What factors could push S&P 500 ETF (SPY) lower?▾
The same transmission channels that drive S&P 500 ETF (SPY) higher operate in reverse when conditions flip. The risk drivers listed above map directly to scenarios that, if triggered, would pull this metric in the opposite direction. Convex aggregates these into a scenario-weighted probability distribution rather than a point forecast, so the magnitude depends on which scenarios activate.

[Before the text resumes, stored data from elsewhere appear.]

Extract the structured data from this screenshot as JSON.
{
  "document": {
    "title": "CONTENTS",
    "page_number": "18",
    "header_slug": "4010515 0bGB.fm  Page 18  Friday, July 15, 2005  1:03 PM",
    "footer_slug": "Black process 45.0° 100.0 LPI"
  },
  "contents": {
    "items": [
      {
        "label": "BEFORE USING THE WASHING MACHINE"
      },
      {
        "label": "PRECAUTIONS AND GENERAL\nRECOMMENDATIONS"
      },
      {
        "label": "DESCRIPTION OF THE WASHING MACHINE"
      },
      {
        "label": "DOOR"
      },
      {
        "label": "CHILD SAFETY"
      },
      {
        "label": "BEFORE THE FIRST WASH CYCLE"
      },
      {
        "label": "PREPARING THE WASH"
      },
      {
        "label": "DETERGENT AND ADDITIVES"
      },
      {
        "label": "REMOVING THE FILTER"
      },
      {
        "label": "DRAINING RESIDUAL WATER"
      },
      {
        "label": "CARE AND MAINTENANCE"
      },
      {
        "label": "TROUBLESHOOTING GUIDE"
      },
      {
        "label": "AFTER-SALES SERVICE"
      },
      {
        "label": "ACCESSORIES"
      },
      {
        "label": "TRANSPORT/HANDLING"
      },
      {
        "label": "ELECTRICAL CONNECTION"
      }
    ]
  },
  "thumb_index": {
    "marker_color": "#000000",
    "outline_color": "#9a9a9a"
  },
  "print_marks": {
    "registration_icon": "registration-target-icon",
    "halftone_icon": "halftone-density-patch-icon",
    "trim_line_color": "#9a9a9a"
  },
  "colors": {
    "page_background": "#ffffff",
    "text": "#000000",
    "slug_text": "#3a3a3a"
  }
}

Where does consensus see S&P 500 ETF (SPY) heading?▾
Rather than publish a point target that goes stale the day after release, Convex assembles consensus from the macro regime classification, active scenario probabilities, and historical base rates. Point forecasts from banks and strategists are worth reading for context, but they typically cluster around the consensus and miss the tail events that actually move markets. The scenario-weighted approach here captures that tail risk explicitly.
What is the historical range for S&P 500 ETF (SPY)?▾
Historical ranges for S&P 500 ETF (SPY) vary dramatically by regime. A level that is extreme in Goldilocks can be routine in Stagflation, and vice versa. The Historical Volatility section on this page describes the typical range and regime-specific behavior. For the full multi-decade history, visit the S&P 500 ETF (SPY) chart page, which includes selectable time ranges up to five years and downloadable data.
How often is the S&P 500 ETF (SPY) forecast updated?▾
This forecast page recalculates whenever the underlying data or regime classification changes, typically within hours of new data releases. The scenario probabilities refresh daily as the macro state is regenerated. Specific drivers listed on this page reflect the current state of the Convex regime engine, not static historical assumptions.
Is this forecast actionable for trading?▾
Convex forecasts are informational and educational. They describe probability distributions and regime-conditional paths rather than specific entry and exit levels. Traders and portfolio managers use them alongside other inputs including position sizing rules, risk management, and their own conviction calibration. They are not investment advice.
Get forecast updates for S&P 500 ETF (SPY) and related indicators.
Forecasts are model-based projections derived from current regime classification, scenario probabilities, and historical patterns. They are not investment advice. All investments involve risk.